Quem é a jovem que está a dar que falar no momento, em terras de Vladimir Putin? Anna Dovgalyuk lembrou-se de dar largas à indignação por ser confrontada diariamente com atitudes masculinas, no mínimo desagradáveis, e no máximo abusivas: ocupar mais do que um lugar num transporte público, pura e simplesmente por vontade de estar com as pernas abertas, como se estivesse no sofá de casa. Sem precisar de recorrer à análise de especialistas em comunicação não verbal para interpretar o que a postura representa ou sugere, a jovem universitária e feminista convicta entendeu manifestar o seu desconforto pelo que considerou ser uma “agressão de género”, segundo noticiou o Daily Mail, e publicou um vídeo em que atirava água com lixívia a passageiros do sexo masculino em pleno metro de São Petersburgo.
O vídeo do protesto, publicado no Youtube, na passada terça-feira, 25, ultrapassou num ápice um milhão de visitas e foi apenas mais uma achega para o movimento que está a unir as mulheres russas e além fronteiras, nas redes sociais, com especial destaque para o Instagram. Iniciada há praticamente um ano, mulheres sentadas com os membros inferiores espraiados nos bancos de de sítios públicos, a campanha #womanspreading teve por meta levar o comum cidadão a questionar-se sobre esta conduta e o seu significado, a roçar o ofensivo. A jovem respondeu ao deputado Vitaly Milonov via Instagram e em tom desafiador, questionando os seus créditos para abordar tal assunto.
Radicalismos e caça às bruxas
Pode ter sido o movimento #Metoo. Pode ter sido o que está a passar-se nos Estados Unidos, em que, à vez, figuras famosas, das artes à política, começam a ser alvo do escrutínio ter de admitir ‘mea culpa’ diante das vítimas de abuso e assédio. Ou talvez não, mas uma coisa parece óbvia: o desconforto e o embaraço contagiam e Milonov, conhecido pela sua intolerância face à homossexualidade, pronunciou-se contra a jovem, argumentando que os protestos [contra a exibição de condutas de macho em espaços públicos] eram um ato de insanidade e fez questão de acrescentar que o feminismo deveria ser classificado como violação do artigo 282 do Código Penal, que é punível com cinco anos de prisão. Ou seja, atos como o de Anna deveriam ser encarados como uma manifestações de ódio, que valeram sanções a meio milhar de pessoas no ano passado, uma imensa subida face a anos anteriores.

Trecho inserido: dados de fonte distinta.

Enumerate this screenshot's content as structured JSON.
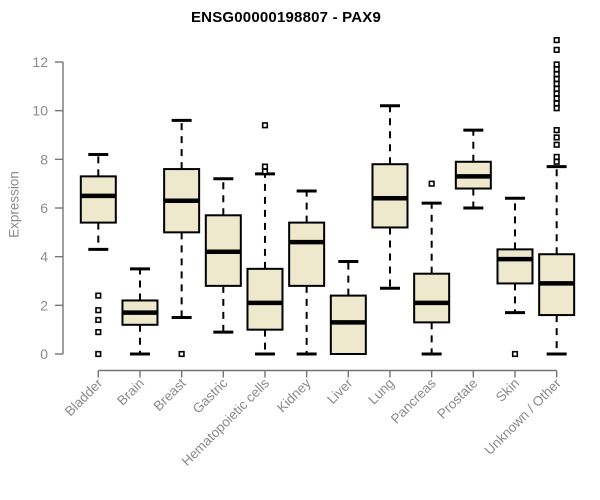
{
  "colors": {
    "background": "#ffffff",
    "box_fill": "#eee8cd",
    "box_stroke": "#000000",
    "median": "#000000",
    "whisker": "#000000",
    "outlier_stroke": "#000000",
    "outlier_fill": "#ffffff",
    "axis": "#757575",
    "tick_label": "#8a8a8a",
    "title": "#000000"
  },
  "chart_data": {
    "type": "boxplot",
    "title": "ENSG00000198807 - PAX9",
    "xlabel": "",
    "ylabel": "Expression",
    "ylim": [
      0,
      13.2
    ],
    "yticks": [
      0,
      2,
      4,
      6,
      8,
      10,
      12
    ],
    "grid": false,
    "legend": false,
    "categories": [
      "Bladder",
      "Brain",
      "Breast",
      "Gastric",
      "Hematopoietic cells",
      "Kidney",
      "Liver",
      "Lung",
      "Pancreas",
      "Prostate",
      "Skin",
      "Unknown / Other"
    ],
    "series": [
      {
        "label": "Bladder",
        "low": 4.3,
        "q1": 5.4,
        "median": 6.5,
        "q3": 7.3,
        "high": 8.2,
        "outliers": [
          2.4,
          1.8,
          1.4,
          0.9,
          0.0
        ]
      },
      {
        "label": "Brain",
        "low": 0.0,
        "q1": 1.2,
        "median": 1.7,
        "q3": 2.2,
        "high": 3.5,
        "outliers": []
      },
      {
        "label": "Breast",
        "low": 1.5,
        "q1": 5.0,
        "median": 6.3,
        "q3": 7.6,
        "high": 9.6,
        "outliers": [
          0.0
        ]
      },
      {
        "label": "Gastric",
        "low": 0.9,
        "q1": 2.8,
        "median": 4.2,
        "q3": 5.7,
        "high": 7.2,
        "outliers": []
      },
      {
        "label": "Hematopoietic cells",
        "low": 0.0,
        "q1": 1.0,
        "median": 2.1,
        "q3": 3.5,
        "high": 7.4,
        "outliers": [
          9.4,
          7.7,
          7.5
        ]
      },
      {
        "label": "Kidney",
        "low": 0.0,
        "q1": 2.8,
        "median": 4.6,
        "q3": 5.4,
        "high": 6.7,
        "outliers": []
      },
      {
        "label": "Liver",
        "low": 0.0,
        "q1": 0.0,
        "median": 1.3,
        "q3": 2.4,
        "high": 3.8,
        "outliers": []
      },
      {
        "label": "Lung",
        "low": 2.7,
        "q1": 5.2,
        "median": 6.4,
        "q3": 7.8,
        "high": 10.2,
        "outliers": []
      },
      {
        "label": "Pancreas",
        "low": 0.0,
        "q1": 1.3,
        "median": 2.1,
        "q3": 3.3,
        "high": 6.2,
        "outliers": [
          7.0
        ]
      },
      {
        "label": "Prostate",
        "low": 6.0,
        "q1": 6.8,
        "median": 7.3,
        "q3": 7.9,
        "high": 9.2,
        "outliers": []
      },
      {
        "label": "Skin",
        "low": 1.7,
        "q1": 2.9,
        "median": 3.9,
        "q3": 4.3,
        "high": 6.4,
        "outliers": [
          0.0
        ]
      },
      {
        "label": "Unknown / Other",
        "low": 0.0,
        "q1": 1.6,
        "median": 2.9,
        "q3": 4.1,
        "high": 7.7,
        "outliers": [
          12.9,
          12.5,
          11.9,
          11.7,
          11.5,
          11.3,
          11.1,
          10.9,
          10.7,
          10.5,
          10.3,
          10.1,
          9.2,
          8.9,
          8.6,
          8.1,
          7.9
        ]
      }
    ]
  }
}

É provável que tais atitudes extremistas comecem a escalar, já que esta não é a primeira vez que homens, sem sempre identificados, se queixam às autoridades por se sentirem ofendidos por conteúdos publicados em media sociais, segundo noticiou o The Moscow Times, em que, além do caso de Anna, a blogger Lyubov Kalugina, que foi acusada de extremismo no início do mês. Há quem lhe chame caça às bruxas do século XXI. Este fenómeno começa a ser ventilado nos meios académicos e em podcasts e a questão de fundo parece estar a vir à tona: os homens estão a contra-atacar por se sentirem realmente acossados e verdadeiramente ameaçados ou trata-se de uma profunda crise de masculinidade?
E a história (do medo das mulheres) continua…
Esta sucessão de eventos faz lembrar os tempos da banda punk Pussy Riot, formada em Moscovo, no verão de 2011, e as suas performances contestatárias, que apontavam o dedo ao sistema por promover a opressão policial e o sexismo, entre outros. Um ano mais tarde, com a reeleição de Putin, a obra ‘Putin Zassa’ (‘Putin mijou-se’) incendiou ânimos e culminou com alguns confrontos e a condenação de dois dos seus membros, Galkina e Schebleva, que se viram multadas e com uma pena de prisão para cumprir. Há quatro anos, quando o grupo voltou ao ativo com todos os seus elementos, duas das performers chegaram a tocar ao vivo com Madonna, durante uma iniciativa da Amnistia Internacional, em Brooklyn, nos Estados Unidos, tendo o seu concerto a sério naquele país no ano passado, já após a eleição de Donald Trump. Ironicamente, após desentendimentos com o grupo no ano da cadeia, o porta-voz da banda, Pyotr Verzilov, e feroz crítico de Putin, viu-se a braços com um problema de saúde grave, tendo sido hospitalizado em Moscovo, durante o mês de setembro. Coincidência ou não, o ativista russo foi transferido por uma organização não governamental para um hospital em Berlim, onde permaneceu durante 10 dias e acabou por ter alta. A razão desta transferência terá tido a ver com suspeitas de envenenamento pela secreta russa, mas apesar disso os exames toxicológicos feitos naquele hospital não confirmaram essa suspeita nem permitiram clarificar a substância alegadamente usada contra ele.